I say to the noble Baroness, Lady Jones, that I think we pretty much have a consensus. There may be some issues at the margins, but we all agree, partly because, as my noble friend Lord Vaizey said, we are not hostile to any of these intentions. We support the intentions, but we recognise that we need to support business while protecting customers. This is important because, in many ways, it goes to the heart of the creative economy and the media ecosystem. The key point that has come across from many of the excellent contributions today is that this is a rapidly evolving environment and, as my noble friend Lady Stowell said, a highly competitive one.
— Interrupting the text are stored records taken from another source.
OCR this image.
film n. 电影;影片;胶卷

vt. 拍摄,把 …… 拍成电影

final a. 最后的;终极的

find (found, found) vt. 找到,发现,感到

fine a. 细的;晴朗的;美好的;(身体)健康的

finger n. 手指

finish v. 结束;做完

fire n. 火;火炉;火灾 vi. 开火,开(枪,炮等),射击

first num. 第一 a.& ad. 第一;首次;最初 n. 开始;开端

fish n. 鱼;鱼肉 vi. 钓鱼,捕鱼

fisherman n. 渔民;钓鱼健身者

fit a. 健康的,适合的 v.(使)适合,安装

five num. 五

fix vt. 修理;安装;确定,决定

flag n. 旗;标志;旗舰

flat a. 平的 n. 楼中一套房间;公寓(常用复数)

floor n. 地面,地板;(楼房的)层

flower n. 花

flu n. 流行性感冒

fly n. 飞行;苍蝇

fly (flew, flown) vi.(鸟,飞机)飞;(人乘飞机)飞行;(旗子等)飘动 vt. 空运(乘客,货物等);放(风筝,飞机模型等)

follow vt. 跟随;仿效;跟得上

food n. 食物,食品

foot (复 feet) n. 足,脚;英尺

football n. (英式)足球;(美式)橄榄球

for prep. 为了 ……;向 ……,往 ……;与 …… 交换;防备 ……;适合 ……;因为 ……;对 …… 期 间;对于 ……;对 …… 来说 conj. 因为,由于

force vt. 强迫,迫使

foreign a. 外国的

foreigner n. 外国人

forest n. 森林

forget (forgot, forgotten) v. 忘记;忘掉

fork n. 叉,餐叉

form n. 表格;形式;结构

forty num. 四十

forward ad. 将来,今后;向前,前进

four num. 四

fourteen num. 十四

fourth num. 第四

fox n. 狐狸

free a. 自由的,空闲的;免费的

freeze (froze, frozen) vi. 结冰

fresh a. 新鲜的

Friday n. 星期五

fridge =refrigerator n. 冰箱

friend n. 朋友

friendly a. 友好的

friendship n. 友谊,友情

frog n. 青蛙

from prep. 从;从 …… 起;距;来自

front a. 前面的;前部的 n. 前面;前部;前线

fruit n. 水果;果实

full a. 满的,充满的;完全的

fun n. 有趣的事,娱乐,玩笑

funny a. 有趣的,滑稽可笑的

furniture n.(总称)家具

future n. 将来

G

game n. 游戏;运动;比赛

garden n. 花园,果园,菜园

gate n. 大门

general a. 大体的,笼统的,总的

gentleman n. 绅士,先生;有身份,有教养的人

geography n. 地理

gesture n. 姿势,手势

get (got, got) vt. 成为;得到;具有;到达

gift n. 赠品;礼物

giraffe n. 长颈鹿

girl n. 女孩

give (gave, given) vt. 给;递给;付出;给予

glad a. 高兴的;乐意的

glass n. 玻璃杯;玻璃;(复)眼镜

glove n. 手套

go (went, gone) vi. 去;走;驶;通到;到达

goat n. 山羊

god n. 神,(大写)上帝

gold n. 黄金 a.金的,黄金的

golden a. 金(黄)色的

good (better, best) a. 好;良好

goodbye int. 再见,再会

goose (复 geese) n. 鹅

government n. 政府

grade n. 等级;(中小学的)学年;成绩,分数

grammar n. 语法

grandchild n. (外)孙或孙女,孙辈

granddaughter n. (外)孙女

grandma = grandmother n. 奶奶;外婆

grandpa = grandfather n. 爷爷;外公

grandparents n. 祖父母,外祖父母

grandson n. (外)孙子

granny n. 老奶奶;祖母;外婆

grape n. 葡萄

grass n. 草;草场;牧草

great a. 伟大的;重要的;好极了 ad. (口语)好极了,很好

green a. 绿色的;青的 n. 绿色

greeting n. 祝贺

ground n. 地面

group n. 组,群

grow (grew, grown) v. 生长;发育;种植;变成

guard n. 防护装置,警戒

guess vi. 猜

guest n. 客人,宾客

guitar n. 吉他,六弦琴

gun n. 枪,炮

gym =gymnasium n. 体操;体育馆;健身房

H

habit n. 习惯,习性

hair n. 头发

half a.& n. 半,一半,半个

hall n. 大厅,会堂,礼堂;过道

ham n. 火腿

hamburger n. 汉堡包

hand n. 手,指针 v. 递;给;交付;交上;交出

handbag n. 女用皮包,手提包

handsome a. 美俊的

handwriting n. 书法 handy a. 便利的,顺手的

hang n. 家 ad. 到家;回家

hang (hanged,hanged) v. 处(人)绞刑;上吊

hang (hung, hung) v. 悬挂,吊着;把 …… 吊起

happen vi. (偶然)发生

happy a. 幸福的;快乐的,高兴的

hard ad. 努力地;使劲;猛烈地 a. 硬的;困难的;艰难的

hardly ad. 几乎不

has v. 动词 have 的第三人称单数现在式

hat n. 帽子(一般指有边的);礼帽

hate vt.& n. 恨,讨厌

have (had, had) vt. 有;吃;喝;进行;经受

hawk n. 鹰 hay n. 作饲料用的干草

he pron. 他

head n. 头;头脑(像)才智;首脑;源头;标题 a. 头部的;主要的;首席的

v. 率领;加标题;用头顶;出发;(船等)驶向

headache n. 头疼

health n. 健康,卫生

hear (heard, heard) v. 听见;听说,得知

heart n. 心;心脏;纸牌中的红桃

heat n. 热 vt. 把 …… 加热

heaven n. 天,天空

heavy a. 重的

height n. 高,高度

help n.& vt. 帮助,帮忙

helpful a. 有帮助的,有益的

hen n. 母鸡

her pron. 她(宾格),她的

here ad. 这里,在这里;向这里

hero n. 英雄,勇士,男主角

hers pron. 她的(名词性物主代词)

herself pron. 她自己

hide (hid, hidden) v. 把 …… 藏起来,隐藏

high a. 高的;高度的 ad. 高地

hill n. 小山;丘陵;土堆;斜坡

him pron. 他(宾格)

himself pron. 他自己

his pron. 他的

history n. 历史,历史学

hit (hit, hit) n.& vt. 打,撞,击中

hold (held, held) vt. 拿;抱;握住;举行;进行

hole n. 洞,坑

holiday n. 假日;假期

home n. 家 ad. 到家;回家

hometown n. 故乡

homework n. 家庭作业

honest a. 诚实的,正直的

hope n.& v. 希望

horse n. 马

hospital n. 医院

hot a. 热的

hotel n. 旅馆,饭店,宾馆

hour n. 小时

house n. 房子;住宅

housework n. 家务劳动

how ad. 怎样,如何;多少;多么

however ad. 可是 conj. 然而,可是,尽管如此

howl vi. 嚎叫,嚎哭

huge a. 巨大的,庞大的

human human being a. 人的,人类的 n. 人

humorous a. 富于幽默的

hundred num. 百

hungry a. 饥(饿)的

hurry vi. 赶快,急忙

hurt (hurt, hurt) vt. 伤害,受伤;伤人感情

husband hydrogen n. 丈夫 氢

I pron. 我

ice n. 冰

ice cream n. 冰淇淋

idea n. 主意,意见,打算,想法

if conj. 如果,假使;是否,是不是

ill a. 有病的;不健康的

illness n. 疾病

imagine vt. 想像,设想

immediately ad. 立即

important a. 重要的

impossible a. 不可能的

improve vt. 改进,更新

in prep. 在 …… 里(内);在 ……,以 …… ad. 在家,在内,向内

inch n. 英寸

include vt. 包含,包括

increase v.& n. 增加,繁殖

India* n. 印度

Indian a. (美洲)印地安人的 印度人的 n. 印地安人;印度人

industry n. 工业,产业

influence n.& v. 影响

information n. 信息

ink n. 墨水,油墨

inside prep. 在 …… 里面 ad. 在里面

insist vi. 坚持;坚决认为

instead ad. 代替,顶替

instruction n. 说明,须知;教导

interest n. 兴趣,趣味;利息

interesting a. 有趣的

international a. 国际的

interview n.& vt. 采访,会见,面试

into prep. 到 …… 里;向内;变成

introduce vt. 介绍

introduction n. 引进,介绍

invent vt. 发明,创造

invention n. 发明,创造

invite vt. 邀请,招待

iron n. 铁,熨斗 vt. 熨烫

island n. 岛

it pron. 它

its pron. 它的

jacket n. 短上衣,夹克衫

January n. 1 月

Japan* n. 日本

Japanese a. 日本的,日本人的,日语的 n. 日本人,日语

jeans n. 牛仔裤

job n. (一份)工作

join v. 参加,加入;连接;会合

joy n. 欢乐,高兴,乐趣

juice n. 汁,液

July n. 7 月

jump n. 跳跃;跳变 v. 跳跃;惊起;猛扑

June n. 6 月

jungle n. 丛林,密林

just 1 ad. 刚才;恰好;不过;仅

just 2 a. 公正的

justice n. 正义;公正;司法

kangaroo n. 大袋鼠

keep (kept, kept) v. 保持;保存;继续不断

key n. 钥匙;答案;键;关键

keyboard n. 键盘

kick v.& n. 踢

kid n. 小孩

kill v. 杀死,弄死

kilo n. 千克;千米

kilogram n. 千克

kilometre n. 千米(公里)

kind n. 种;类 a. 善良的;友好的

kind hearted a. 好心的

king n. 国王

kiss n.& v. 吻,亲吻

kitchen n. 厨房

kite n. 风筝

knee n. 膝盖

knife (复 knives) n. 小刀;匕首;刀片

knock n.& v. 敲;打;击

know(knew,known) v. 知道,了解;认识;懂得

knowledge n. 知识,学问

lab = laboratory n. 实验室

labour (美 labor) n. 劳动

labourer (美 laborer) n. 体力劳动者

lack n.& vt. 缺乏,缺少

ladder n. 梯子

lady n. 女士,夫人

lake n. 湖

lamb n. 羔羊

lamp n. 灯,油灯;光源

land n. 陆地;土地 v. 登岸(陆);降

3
The whole question about digital subs is that they are a new model for the way businesses are operating. For many, that model is becoming business-critical and should therefore not be dealt with, with what the noble Lord, Lord Clement-Jones, rightly said is a blunt instrument. We should therefore not write things into the Bill that we will regret in subsequent days. I agree with a lot of what the noble Baroness, Lady Jones, said: of course there are some bad actors in this space. All we are saying is that we should not be putting into regulations things to deal just with those bad actors that would damage the much wider economy.

I hope that the Government will think again about a lot of these things. I am grateful to my noble friend the Minister for saying that we will continue discussions between now and Report. That is very important, as I think he will have the mood of the Grand Committee: that we will want to return to this area. In the meantime, I beg leave to withdraw the amendment.